Structural perspective on constraint-based learning of Markov networks
Tuukka Korhonen, Fedor V. Fomin, Pekka Parviainen
TL;DR
This work analyzes the complexity of constraint-based structure learning for Markov networks under faithfulness and an independence oracle, focusing on how graph structure governs conditioning-set sizes and the number of tests. It identifies the maximum pairwise connectivity $κ(G)$ as the key parameter, proving a tight dichotomy: at least one test of size $κ(G)$ is necessary and sufficiency can be achieved with tests of size $κ(G)$, via a constructive $|V(G)|^{κ(G)+2}$-test algorithm. It also proves matching lower bounds showing some graphs require $|V(G)|^{Ω(κ)}$ tests, even under bounded treewidth or degree, while graphs with bounded treewidth admit a polynomial-number-of-tests approach with conditioning sets bounded by $2κ$. A treewidth-driven refinement yields an algorithm that learns the underlying graph with $|V(G)|^{O(tw(G))}$ tests of size $O(tw(G))$ plus a small set of tests of size at most $2κ(G)$. Overall, the results illuminate a structural-graph-theory perspective on constraint-based learning and motivate future work to identify even finer parameters that can further reduce testing complexity.
Abstract
Markov networks are probabilistic graphical models that employ undirected graphs to depict conditional independence relationships among variables.

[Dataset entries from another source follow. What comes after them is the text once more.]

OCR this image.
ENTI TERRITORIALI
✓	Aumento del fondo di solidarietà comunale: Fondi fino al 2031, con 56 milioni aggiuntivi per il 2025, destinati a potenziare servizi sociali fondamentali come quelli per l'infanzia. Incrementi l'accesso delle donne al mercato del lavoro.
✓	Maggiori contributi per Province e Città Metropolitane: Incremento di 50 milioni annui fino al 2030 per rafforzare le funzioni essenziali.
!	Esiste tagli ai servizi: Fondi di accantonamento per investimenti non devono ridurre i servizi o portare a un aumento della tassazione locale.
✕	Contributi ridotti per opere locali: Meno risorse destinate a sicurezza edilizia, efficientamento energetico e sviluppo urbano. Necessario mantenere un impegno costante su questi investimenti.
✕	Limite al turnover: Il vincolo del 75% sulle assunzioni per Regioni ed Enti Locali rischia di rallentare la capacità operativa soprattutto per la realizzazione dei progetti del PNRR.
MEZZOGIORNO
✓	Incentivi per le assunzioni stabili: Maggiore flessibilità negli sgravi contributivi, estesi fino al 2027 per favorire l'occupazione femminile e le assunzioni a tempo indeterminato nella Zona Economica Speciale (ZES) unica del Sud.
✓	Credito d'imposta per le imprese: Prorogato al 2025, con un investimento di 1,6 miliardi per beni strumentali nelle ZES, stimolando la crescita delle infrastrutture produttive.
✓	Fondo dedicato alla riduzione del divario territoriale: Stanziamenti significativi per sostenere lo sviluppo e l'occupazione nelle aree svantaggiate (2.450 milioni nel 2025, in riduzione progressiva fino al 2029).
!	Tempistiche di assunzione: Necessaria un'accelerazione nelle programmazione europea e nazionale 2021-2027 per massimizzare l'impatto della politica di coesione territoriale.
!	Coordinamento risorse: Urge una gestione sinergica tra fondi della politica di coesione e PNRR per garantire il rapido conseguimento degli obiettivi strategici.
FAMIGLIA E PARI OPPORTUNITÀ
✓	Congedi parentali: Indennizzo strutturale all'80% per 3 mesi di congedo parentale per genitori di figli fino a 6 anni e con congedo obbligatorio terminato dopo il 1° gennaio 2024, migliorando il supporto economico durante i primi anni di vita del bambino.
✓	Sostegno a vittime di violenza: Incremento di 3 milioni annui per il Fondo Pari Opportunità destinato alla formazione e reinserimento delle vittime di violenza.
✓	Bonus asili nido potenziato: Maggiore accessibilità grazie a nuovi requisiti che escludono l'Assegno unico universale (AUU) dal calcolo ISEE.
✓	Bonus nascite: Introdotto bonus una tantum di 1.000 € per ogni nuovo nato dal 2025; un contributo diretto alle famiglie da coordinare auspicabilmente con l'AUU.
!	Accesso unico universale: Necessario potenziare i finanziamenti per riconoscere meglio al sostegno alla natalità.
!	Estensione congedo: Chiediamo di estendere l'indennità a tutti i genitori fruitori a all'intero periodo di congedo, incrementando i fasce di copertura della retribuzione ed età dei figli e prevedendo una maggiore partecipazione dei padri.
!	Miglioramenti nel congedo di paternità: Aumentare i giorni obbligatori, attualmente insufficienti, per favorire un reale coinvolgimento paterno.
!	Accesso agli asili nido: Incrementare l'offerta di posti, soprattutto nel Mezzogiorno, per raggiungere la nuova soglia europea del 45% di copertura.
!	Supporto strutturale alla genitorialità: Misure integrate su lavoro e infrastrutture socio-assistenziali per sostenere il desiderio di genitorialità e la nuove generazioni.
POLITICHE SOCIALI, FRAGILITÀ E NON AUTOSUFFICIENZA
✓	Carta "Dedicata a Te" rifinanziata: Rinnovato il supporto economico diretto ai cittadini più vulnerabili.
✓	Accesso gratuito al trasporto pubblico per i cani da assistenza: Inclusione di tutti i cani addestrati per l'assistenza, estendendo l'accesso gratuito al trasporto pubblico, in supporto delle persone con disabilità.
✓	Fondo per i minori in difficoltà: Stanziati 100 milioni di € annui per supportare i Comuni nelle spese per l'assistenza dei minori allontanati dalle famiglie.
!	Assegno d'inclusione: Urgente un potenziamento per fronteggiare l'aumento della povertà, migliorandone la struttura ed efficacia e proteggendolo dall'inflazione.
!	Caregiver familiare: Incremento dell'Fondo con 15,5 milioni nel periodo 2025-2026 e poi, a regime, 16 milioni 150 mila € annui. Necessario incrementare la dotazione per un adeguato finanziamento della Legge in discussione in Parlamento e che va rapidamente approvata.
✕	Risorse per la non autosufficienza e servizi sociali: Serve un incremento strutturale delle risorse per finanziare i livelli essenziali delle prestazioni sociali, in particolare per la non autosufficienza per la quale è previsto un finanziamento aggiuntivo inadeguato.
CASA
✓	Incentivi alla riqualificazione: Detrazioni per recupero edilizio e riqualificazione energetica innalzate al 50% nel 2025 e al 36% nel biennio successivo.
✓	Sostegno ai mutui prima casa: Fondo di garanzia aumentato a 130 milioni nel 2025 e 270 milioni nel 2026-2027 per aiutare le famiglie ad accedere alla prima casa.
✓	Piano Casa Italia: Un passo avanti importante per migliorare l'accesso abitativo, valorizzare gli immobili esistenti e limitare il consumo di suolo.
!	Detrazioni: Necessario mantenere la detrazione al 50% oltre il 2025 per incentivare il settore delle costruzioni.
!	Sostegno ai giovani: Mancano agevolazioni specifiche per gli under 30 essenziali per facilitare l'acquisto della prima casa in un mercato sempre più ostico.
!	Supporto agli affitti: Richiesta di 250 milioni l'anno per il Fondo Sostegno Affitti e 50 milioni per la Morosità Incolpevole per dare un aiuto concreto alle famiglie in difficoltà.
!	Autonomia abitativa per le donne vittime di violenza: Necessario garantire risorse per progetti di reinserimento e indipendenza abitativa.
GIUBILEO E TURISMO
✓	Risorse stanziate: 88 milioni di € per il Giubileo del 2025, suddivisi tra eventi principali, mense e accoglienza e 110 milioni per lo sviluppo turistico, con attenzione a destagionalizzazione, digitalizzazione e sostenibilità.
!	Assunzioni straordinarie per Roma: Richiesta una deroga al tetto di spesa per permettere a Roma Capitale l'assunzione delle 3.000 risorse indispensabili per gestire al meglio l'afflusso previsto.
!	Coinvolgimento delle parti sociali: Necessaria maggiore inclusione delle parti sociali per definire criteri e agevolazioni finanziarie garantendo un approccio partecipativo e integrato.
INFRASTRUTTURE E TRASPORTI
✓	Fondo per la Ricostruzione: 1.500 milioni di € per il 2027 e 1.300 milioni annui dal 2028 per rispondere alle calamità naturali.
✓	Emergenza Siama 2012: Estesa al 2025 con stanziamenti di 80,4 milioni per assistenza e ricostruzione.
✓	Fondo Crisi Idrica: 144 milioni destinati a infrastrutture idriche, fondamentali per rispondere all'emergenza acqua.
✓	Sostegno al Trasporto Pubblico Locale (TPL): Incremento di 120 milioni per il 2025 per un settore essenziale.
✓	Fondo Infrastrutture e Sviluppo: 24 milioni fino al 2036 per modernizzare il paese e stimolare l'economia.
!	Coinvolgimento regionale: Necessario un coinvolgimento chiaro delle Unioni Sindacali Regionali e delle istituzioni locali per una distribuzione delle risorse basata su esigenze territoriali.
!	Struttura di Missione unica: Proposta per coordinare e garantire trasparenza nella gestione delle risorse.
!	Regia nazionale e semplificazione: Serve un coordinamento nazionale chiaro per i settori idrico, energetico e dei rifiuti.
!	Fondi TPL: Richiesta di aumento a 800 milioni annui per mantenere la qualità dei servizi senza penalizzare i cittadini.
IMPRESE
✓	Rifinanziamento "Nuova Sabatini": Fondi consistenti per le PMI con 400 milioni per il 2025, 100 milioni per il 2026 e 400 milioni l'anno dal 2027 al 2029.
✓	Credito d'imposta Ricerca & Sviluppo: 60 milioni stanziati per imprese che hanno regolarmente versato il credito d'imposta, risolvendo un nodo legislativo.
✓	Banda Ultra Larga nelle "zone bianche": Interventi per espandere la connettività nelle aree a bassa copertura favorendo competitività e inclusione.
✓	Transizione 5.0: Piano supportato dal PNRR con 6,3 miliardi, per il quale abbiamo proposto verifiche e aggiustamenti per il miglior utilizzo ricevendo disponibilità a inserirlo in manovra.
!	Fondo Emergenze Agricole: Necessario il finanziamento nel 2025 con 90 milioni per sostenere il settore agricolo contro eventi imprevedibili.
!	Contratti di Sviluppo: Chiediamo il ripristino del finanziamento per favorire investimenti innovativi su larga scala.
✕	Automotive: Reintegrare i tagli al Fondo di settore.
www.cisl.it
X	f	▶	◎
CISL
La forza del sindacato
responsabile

Our focus lies in constraint-based structure learning, which entails learning the undirected graph from data through the execution of conditional independence tests. We establish theoretical limits concerning two critical aspects of constraint-based learning of Markov networks: the number of tests and the sizes of the conditioning sets. These bounds uncover an exciting interplay between the structural properties of the graph and the amount of tests required to learn a Markov network. The starting point of our work is that the graph parameter maximum pairwise connectivity, $κ$, that is, the maximum number of vertex-disjoint paths connecting a pair of vertices in the graph, is responsible for the sizes of independence tests required to learn the graph. On one hand, we show that at least one test with the size of the conditioning set at least $κ$ is always necessary. On the other hand, we prove that any graph can be learned by performing tests of size at most $κ$. This completely resolves the question of the minimum size of conditioning sets required to learn the graph. When it comes to the number of tests, our upper bound on the sizes of conditioning sets implies that every $n$-vertex graph can be learned by at most $n^κ$ tests with conditioning sets of sizes at most $κ$. We show that for any upper bound $q$ on the sizes of the conditioning sets, there exist graphs with $O(n q)$ vertices that require at least $n^{Ω(κ)}$ tests to learn. This lower bound holds even when the treewidth and the maximum degree of the graph are at most $κ+2$. On the positive side, we prove that every graph of bounded treewidth can be learned by a polynomial number of tests with conditioning sets of sizes at most $2κ$.